Open_ReferralThe DDOD program is currently assisting the proponents of a new open standard for publishing human services, called Open Referral.  In order for us to be able to justify the promotion of this standard and publication of data to it, we’re first looking to develop clear and concise use cases.

The Background

Open Referral is a standard that originally came out of a Code for America initiative a couple years ago, with the goal of automating the updating of human services offered across many programs.  Doing so would not only make offered services more discoverable, but also lower the cost of administration for the service providers and referring organizations.

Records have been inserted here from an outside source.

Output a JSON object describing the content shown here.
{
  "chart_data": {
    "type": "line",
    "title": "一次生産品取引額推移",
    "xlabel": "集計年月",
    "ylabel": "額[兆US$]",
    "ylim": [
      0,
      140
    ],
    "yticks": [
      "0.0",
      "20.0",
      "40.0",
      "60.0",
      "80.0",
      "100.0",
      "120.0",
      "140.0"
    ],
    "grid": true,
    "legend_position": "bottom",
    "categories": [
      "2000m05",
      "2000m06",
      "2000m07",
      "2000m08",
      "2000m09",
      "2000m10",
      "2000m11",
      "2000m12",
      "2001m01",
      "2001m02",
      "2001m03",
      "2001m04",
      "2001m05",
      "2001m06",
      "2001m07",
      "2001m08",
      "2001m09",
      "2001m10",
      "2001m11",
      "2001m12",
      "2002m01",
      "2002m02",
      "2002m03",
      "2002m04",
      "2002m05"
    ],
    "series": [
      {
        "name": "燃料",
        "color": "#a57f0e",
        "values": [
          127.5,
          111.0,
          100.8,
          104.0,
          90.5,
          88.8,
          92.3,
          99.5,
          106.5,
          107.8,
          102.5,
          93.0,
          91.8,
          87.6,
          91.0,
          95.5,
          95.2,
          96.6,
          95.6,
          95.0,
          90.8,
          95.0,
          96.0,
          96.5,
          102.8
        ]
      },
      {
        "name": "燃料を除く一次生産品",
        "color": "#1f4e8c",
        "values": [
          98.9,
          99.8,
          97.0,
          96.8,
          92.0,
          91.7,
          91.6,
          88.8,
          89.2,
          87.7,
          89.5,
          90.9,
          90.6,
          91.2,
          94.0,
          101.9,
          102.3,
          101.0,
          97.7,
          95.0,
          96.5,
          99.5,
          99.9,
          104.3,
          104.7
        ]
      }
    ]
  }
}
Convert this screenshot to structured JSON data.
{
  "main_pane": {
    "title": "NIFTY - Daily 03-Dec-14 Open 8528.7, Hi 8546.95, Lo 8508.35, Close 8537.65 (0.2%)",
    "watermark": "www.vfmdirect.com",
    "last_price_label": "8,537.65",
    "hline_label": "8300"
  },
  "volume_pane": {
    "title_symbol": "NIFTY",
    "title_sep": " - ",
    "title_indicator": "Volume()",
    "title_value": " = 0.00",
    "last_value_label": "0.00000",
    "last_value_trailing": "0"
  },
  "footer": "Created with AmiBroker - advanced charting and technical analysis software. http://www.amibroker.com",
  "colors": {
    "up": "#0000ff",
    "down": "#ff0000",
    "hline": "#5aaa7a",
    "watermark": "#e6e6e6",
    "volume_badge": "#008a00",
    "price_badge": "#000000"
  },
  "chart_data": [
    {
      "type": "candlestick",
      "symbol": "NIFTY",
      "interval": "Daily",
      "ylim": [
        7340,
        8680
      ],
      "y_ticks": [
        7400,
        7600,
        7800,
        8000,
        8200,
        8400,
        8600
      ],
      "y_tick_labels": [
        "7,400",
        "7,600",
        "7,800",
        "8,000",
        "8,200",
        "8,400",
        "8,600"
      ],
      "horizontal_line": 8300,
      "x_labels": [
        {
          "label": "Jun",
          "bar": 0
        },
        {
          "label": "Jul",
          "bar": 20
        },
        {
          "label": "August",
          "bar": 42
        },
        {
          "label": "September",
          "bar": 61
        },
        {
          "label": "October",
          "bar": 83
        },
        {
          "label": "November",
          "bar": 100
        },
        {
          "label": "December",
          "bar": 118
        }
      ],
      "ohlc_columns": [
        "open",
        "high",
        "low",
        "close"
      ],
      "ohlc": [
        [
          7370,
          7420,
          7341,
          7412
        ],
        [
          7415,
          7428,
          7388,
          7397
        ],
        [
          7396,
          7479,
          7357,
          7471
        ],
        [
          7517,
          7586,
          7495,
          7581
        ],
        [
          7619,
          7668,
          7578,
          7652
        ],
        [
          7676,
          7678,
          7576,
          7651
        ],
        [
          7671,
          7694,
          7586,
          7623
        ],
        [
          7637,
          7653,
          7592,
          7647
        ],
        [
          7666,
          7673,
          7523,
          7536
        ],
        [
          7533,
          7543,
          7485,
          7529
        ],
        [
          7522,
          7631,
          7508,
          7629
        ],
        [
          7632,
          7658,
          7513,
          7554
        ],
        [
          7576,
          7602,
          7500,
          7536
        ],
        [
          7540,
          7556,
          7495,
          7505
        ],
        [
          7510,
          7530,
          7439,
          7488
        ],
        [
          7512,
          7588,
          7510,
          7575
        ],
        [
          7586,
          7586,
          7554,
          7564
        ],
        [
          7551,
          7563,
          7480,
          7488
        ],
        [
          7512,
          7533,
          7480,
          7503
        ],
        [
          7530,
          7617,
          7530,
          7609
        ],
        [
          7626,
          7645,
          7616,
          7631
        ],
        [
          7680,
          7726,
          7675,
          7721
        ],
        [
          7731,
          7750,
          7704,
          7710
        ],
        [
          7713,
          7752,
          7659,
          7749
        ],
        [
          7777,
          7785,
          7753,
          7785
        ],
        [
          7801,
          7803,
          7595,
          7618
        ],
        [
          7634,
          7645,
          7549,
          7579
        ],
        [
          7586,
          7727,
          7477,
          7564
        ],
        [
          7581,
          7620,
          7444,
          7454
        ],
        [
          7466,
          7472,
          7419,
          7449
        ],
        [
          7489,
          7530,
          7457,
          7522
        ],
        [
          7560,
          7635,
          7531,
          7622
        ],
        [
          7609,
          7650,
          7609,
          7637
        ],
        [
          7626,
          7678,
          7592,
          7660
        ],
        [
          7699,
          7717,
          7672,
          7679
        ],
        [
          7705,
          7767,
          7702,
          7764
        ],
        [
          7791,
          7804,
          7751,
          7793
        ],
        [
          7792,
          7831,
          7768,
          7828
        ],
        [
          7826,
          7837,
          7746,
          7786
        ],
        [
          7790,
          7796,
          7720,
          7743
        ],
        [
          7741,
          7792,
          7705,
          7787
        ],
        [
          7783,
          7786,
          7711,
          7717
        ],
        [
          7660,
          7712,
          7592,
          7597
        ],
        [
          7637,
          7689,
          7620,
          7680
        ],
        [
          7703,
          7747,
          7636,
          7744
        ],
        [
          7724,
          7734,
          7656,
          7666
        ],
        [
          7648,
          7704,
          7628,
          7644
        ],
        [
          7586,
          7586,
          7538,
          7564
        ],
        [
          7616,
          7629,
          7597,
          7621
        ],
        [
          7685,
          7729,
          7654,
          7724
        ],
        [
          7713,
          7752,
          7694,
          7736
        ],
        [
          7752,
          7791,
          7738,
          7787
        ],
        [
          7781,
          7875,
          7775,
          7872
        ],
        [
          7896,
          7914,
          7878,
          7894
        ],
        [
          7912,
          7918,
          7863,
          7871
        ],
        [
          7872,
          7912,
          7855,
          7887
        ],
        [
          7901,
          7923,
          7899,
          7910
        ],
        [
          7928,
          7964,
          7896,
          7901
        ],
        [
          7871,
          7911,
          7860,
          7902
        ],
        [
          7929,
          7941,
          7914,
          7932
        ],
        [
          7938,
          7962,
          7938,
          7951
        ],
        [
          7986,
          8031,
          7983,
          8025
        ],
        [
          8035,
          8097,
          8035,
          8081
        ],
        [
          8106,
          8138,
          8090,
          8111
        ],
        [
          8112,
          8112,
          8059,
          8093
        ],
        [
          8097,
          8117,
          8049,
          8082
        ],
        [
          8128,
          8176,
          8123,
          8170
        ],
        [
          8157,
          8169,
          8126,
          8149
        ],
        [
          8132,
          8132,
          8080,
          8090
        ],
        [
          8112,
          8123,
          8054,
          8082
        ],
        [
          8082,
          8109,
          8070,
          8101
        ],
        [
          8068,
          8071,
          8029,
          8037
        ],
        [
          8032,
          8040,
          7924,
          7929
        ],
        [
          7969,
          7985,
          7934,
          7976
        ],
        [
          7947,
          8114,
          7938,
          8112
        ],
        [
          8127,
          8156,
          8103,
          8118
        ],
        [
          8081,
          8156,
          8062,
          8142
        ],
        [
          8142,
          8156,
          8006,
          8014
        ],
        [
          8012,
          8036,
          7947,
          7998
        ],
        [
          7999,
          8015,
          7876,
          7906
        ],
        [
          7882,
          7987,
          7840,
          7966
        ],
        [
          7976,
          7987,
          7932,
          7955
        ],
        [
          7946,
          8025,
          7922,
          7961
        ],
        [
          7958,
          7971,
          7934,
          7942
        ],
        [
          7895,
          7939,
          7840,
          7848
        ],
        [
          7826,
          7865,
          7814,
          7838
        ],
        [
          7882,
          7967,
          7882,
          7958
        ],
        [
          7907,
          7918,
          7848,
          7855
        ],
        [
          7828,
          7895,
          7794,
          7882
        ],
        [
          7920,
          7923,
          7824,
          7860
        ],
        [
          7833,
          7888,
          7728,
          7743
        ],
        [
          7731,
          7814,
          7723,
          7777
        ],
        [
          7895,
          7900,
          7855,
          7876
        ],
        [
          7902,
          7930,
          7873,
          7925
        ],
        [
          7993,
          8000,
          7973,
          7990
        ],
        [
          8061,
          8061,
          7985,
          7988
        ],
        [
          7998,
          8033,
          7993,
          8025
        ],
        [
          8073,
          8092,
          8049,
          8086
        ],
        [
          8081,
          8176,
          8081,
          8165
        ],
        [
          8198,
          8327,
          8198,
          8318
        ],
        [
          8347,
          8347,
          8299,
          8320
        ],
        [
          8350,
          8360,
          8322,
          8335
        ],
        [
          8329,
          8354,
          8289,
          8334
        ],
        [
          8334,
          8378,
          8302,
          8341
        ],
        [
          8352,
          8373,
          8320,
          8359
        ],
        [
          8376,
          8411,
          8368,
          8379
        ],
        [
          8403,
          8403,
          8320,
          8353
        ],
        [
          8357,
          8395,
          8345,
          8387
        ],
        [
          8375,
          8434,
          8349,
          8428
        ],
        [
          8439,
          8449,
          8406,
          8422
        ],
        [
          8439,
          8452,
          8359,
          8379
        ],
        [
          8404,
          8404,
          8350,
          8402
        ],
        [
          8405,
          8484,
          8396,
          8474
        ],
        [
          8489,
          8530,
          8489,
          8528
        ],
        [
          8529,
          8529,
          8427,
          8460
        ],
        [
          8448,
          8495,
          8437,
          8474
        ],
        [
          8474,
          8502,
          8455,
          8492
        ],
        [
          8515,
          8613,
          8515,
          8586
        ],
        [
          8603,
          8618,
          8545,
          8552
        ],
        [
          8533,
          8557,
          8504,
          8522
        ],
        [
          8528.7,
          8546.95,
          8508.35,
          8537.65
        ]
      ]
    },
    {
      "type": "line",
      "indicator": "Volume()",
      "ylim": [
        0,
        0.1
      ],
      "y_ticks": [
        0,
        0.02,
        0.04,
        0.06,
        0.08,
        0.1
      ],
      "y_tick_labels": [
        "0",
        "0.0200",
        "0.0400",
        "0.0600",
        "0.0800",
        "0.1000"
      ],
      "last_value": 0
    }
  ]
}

The Problem: A landscape of siloed directories

It’s hard to see the safety net. Which agencies provide what services to whom? Where and how can people access them? These details are always in flux. Nonprofit and government agencies are often under-resourced and overwhelmed, and it may not be a priority for them to push information out to attract more customers.

So there are many ‘referral services’ — such as call centers, resource directories, and web applications — that collect directory information about health, human, and social services. However, these directories are all locked in fragmented and redundant silos. As a result of this costly and ineffective status quo:

  • People in need have difficulty discovering and accessing services that can help them live better lives.
  • Service providers struggle to connect clients with other services that can help meet complex needs.
  • Decision-makers are unable to gauge the effectiveness of programs at improving community health.
  • Innovators are stymied by lack of access to data that could power valuable tools for any of the above.  

– Source: Open Referral project description

For potential use cases, there have been a small handful of government programs identified as potential pilots.  These include:

 

The Competition

Open Referral is not without competing standards.  In fact, the AIRS/211 Taxonomy is already widely used among certified providers of information and referral services, such as iCarol.  However, AIRS/211 has two drawbacks in comparison with Open Referral.  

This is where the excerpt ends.